Written by Barb Powell
The task of re-imagining the extravagant welcome of the United Church of Christ for the 2,500 young people at the opening worship of the National Youth Event at Purdue University Tuesday evening fell to a high school sophomore who was born and reared on the far Micronesian Island of Yap.
Carissa Yinmed, who now lives in Wailuku, Maui, Hawaii, and attends Iao UCC, shared her experiences as an outsider who felt only alienation and hostility when she found herself in the middle of a strange culture in modern Hawaii at the age of 10.
"I learned that differences matter," she said, noting that she was different in both language and culture.
"It was the Roman Catholics who brought the gospel to Yap," she added. "So I was very surprised to meet a pastor [at Iao] who was married and had children. My aunt was studying to be a licensed [UCC] minister. I had to ask myself, does God want women to serve as a minister? Does God want young people to serve him as well?"
Tutors from her church smoothed the way for Carissa’s immersion into her new culture and her new school experience. The tutors include a series of Hawaiian "aunties" and a few uncles as well. "Christ’s extravagant welcome brought us all together as one family even when no one looks like anyone else," she said. "That welcome breaks down the barriers of race, color, sexual orientation, everything."

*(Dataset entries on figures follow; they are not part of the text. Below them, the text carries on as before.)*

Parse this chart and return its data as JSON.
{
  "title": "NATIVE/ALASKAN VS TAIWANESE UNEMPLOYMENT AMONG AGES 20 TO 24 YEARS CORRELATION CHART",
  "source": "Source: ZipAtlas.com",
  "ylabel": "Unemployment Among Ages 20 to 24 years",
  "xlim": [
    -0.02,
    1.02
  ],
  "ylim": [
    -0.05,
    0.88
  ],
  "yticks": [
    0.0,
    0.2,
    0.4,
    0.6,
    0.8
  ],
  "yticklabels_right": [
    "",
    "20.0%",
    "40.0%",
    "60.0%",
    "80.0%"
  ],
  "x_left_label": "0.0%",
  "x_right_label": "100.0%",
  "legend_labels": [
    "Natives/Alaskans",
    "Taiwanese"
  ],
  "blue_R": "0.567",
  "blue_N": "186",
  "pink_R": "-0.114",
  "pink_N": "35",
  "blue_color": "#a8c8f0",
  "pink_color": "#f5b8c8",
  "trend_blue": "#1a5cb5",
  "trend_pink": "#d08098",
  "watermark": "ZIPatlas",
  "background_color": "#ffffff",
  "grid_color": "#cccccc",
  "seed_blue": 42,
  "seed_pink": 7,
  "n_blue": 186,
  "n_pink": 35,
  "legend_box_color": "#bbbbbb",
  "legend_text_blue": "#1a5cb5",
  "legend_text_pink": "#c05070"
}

Among those cheering Carissa’s message was Holly Fritz of the Rochester UCC, Rochester, N.Y. "She was really spot on for our faith and what we should be promoting with our church."
Madison Ginter and Jennifer Briggs of St. Paul’s UCC, St. Marys, Ohio, focused on Carissa's feelings of alienation. "We should welcome everybody by getting past our differences."
Carissa finished with a challenge. "God extends that welcome through us. I will do it, will you?"